Due to the maintenance challenges brought on by Brazil’s shifting legislation, there is a clear trend among SAP-using enterprises to abandon managing in-house IT solutions. Over the previous few years, a lot of businesses viewed Brazil Nota Fiscal as just another invoice processing and compliance solution that could be handled by internal staff. However, many businesses are finding that the true cost of ownership is very high when they consolidate onto single instances or regional instances of SAP and transfer business functions into shared services. The two most frequent themes I hear from clients wishing to leave an on-premise Nota Fiscal solution are listed below:

  1. Over the past five years, businesses have expanded through acquisitions in Latin America, particularly in Brazil. Although many of these acquired businesses also used SAP, businesses now had to support multiple instances. As the IT team tackled consolidation, they frequently discovered that placing Brazil into a shared instance had a dramatic impact on their understanding of the true support expenses of Nota Fiscal. The real cost was caused by the quantity of modifications coming from the government and the impact these changes had on SAP settings, not the XML schema or the web service connection. Organizations are turning to suppliers who solve this in-house issue rather than employing several FTE to research the changes, investigate how they should be implemented inside of SAP, and manage the continuous flow of SAP upgrades. They have been using managed services, which keep track of the adjustments, know how to make SAP work with them, and ensure continuing compliance with the SAP system and process for a set annual charge.

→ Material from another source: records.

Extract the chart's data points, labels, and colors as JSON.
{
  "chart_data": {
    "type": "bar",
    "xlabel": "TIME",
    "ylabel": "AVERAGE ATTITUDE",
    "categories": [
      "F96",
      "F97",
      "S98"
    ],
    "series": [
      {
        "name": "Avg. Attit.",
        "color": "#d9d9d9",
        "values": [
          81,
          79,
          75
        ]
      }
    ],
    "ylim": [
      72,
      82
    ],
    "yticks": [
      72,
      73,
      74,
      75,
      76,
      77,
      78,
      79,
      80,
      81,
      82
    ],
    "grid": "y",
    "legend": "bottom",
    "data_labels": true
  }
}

  2. The widespread expansion of required electronic invoicing across Latin America is another factor causing businesses to abandon in-house systems. A worldwide SAP team must manage numerous vendors in various regions because the majority of on-premise software solutions only handle one country. When taken as a whole, supporting numerous FTE for daily support, numerous boxes, numerous integration brokers, and numerous country-specific solutions costs hundreds of thousands of dollars. Regional planning not only frees up IT funds, but also the necessary IT resources. Instead of maintaining a national process, resources would be much better off working on new, value-added projects.

Simply put, businesses are switching to managed services because it is becoming too expensive to maintain internal deployments on a daily basis, and more critically, to govern the constant changes that take place every year.